The cryptobranchid from Belorechensk differs from the Mio-Pliocene Andrias scheuchzeri ( Westphal 1958, 1970; Estes 1981; Böttcher 1987) in a greater overlap between the nasals and the frontals, a slender and lower dentary, and a shallower sulcus dentalis. Additionally, it differs from individuals of A. scheuchzeri from the Late Miocene of Pécs-Danitzpuszta ( Hungary) in its dental symphysis being rhomboid ( Fig. 3F View FIG ) rather than triangular ( Szentesi et al. 2020: fig 3c).

The cryptobranchid from Belorechensk differs from Ukrainurus hypsognathus from the Late Miocene of Ukraine in having its dentary slender and lower, the corpus dentalis and the subdental lamina both lower, the subdental shelf anteriorly concave, the lingual crista absent, the neurovascular foramina smaller, the labial side of the dentary nearly smooth, and the dentary facet of the prearticular situated more posteriorly ( Vasilyan et al. 2013). It shares with U. hypsognathus the short and broad shape of the coronoid process of the prearticular and may have extremely elongated, elliptical prezygapophyseal articulation surfaces ( Fig. 5L View FIG ).

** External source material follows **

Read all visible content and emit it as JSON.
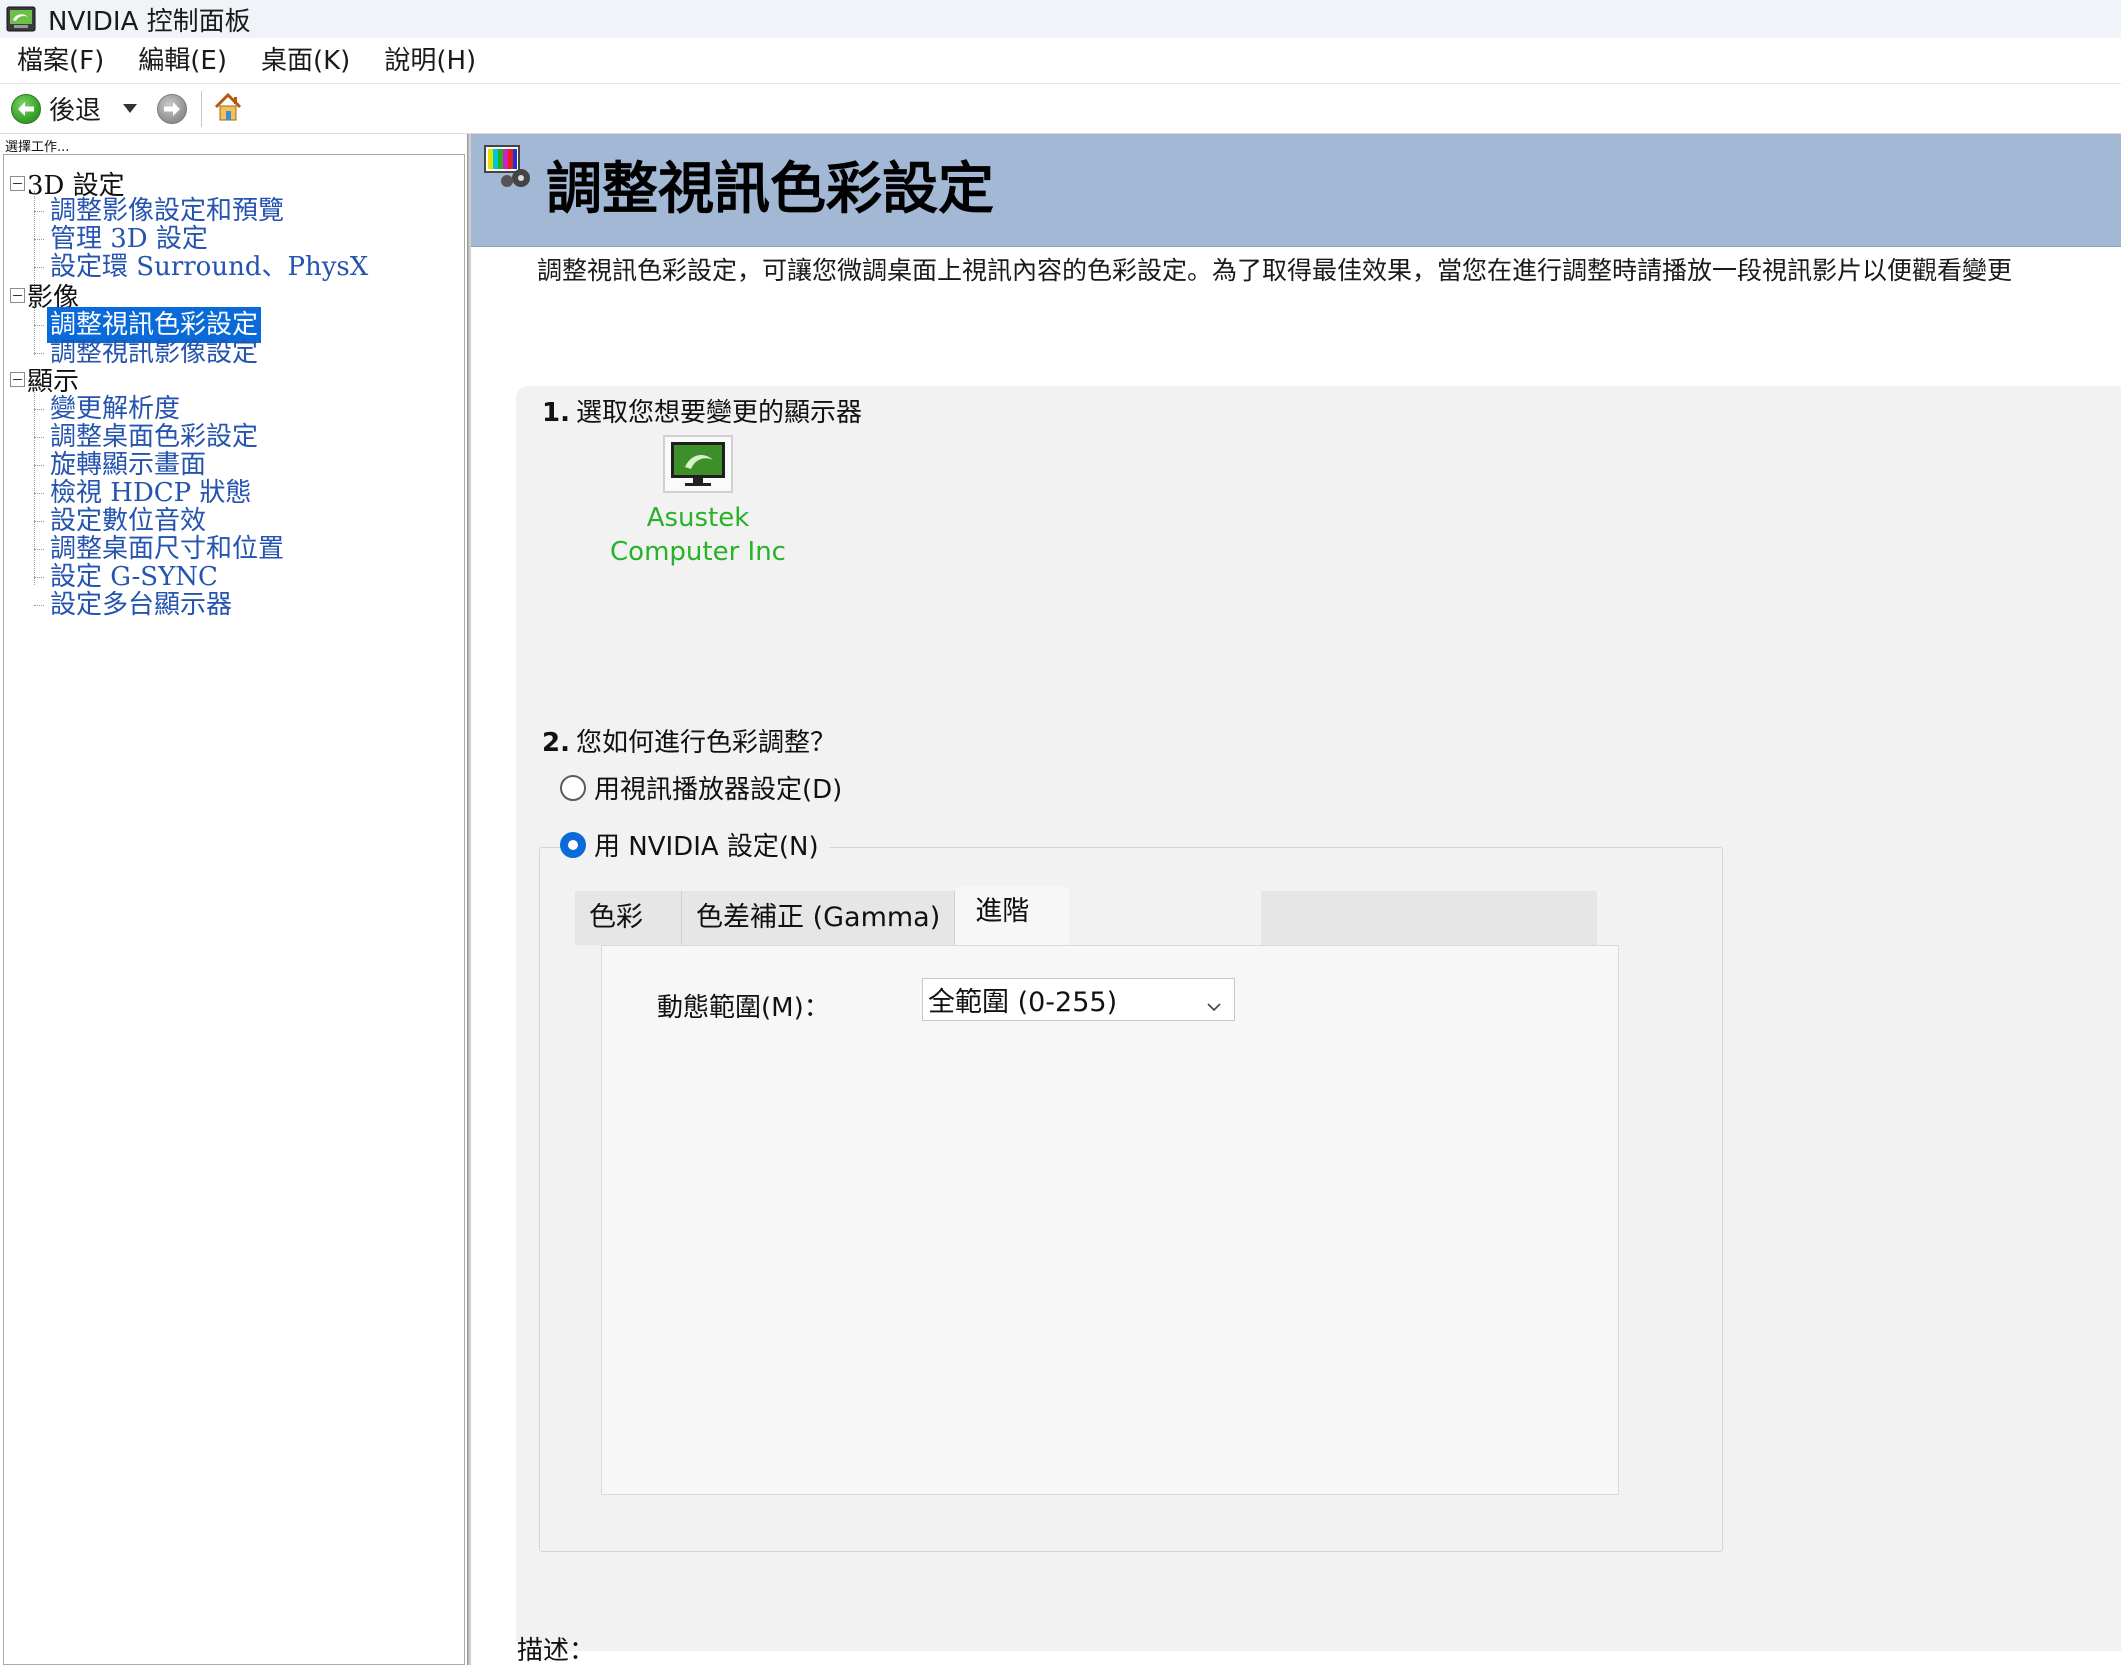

Among the Recent genera, the cryptobranchid from Belorechensk can be assigned to Andrias based on the frontals excluded from the narial opening (not excluded in Cryptobranchus ) and a larger angle (about 40 degrees) between the neural spine and the axis of the vertebral centrum (19-37 degrees in Andrias vs 15-20 degrees in Cryptobranchus ) ( Estes 1981). Westphal (1958) could not diagnose modern Andrias species based solely on osteology. Some relevant characters were mentioned by Meszoely (1966): the shape of the orbit and the separation between the pterygoid and the maxilla. Unfortunately, neither of these features can be observed in the cryptobranchid from Belorechensk. Finally, Estes (1981) could not find any differences between A. scheuchzeri and A. davidianus , and he placed the latter within A. scheuchzeri . Comparisons between the cryptobranchid from Belorechensk with Andrias japonicus and Andrias davidianus are difficult, because we are not aware of any publications listing osteological characters diagnostic of these modern species. Nevertheless, it seems possible to differentiate the cryptobranchid from Belorechensk from modern species of Andrias by its frontal not being laterally constricted in the olfactory region and having a longer contact with the nasals ( Fig. 7 View FIG A-C) and by the coronoid process of its prearticular being broad and long ( Fig. 4 View FIG ). The cryptobranchid from Belorechensk seems closer to A. davidianus in having the cranial cavity of the frontals subtriangular, widest anteriorly and narrowing posteriorly ( Fig. 7D, E View FIG ), whereas in A. japonicus it is rhomboid ( Fig. 7F View FIG ). However, until reliable data on the comparative osteology of the modern species of Andrias become available and/or new material on the cryptobranchid from Belorechensk appears, we provisionally can assign the latter only to Andrias sp.